Vendors at farmers markets could benefit from lessons in food safety, according to researchers at Pennsylvania State University.
The researchers visited farmers markets across the state and clocked unsafe vendor practices that could potentially spread foodborne illnesses. They also surveyed the vendors and compared the responses with their own observations and those of state health inspectors.
The findings, published online November 1 in Food Protection Trends, show a discrepancy between how vendors said they conducted themselves and how they were observed conducting themselves, by both state sanitarians and researchers involved in the study.
For example, 34.2 percent of surveyed vendors self-reported using disposable gloves. But direct observations by researchers showed less than 24 percent of vendors had disposable gloves at vending stands. Within the group of vendors observed to be using disposable gloves, slightly less than half used them improperly.
These results suggest there may be a general lack of understanding among vendors on when to use disposable gloves, when to change them and what practices are unacceptable while wearing gloves, the paper notes.
“If you look at how farmer’s markets are set up, they’re just sometimes pop-up tents that have coolers with food or tables with plastic tablecloths on them,” Catherine Cutter, an author on the study, told Reuters Health over the phone. “Little things like using a cleanable or disposable table cloth, because wood surfaces are difficult to clean and can be sources for bacterial contamination, can help. Those kinds of things are very simple and relatively inexpensive.”
Cutter and colleagues estimate in their paper that in the U.S. alone, there are over 8,500 farmers markets, where vendors sell fresh produce, ready-to-eat snacks, meat, and seafood.

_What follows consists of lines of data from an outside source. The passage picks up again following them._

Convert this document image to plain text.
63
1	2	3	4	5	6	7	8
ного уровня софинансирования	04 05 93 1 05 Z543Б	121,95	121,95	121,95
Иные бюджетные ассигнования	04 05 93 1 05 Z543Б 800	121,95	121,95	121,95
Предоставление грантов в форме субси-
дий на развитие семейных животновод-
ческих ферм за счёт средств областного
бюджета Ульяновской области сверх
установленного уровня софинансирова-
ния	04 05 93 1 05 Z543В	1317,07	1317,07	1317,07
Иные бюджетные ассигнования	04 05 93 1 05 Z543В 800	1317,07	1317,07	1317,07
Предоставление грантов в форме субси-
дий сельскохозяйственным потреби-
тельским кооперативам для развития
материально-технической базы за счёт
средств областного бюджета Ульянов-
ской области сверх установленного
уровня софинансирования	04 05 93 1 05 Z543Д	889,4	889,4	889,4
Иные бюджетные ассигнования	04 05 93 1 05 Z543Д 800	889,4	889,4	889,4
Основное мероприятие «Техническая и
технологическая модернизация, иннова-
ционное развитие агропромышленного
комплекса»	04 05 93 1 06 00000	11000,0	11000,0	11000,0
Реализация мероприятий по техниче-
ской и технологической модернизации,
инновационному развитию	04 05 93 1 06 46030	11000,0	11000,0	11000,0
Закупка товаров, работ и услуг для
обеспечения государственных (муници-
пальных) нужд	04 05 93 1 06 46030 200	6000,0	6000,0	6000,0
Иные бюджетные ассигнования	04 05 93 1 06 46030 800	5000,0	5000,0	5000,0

But given that these markets generally take place outdoors and lack permanent infrastructure, access to handwashing facilities is often limited. Vendors were observed eating, coughing, or sneezing and then handling raw or ready-to-eat food without washing their hands.
“Lack of adequate handwashing stations and improper glove usage were probably the biggest problems we observed because there are opportunities for cross-contamination,” Cutter said.
“The question of how food is handled at farmers markets is important. Given the growth in farmers markets, people are able to buy more than just raw fruits and vegetables,” said Carolyn Dimitri, who was not involved in the study.
Dimitri is an Associate Professor of Food Studies at New York University. She found the results of the study unsurprising but said it was unclear which of the results were statistically significant.
Based on observations made during the study, the research team designed a curriculum on food safety practices that vendors could benefit from.
“We have developed a four-hour face-to-face or online class on farmer’s market food safety specifically for vendors, that builds on the things that we saw in the study as problematic,” Cutter said. “The program discusses the rationale for why you need to change your gloves and wash your hands when handling money and food.”
Data of this sort is also useful for policy making and the structuring of guidelines, said Dr. Senaka Ranadheera, a food scientist at the University of Melbourne, who was not involved in the study.
“The study was designed very well…Many foodborne diseases…are associated with steps in the food production chain, from farm to fork. Mishandling at any stage would cause serious issues related to food safety concerns.”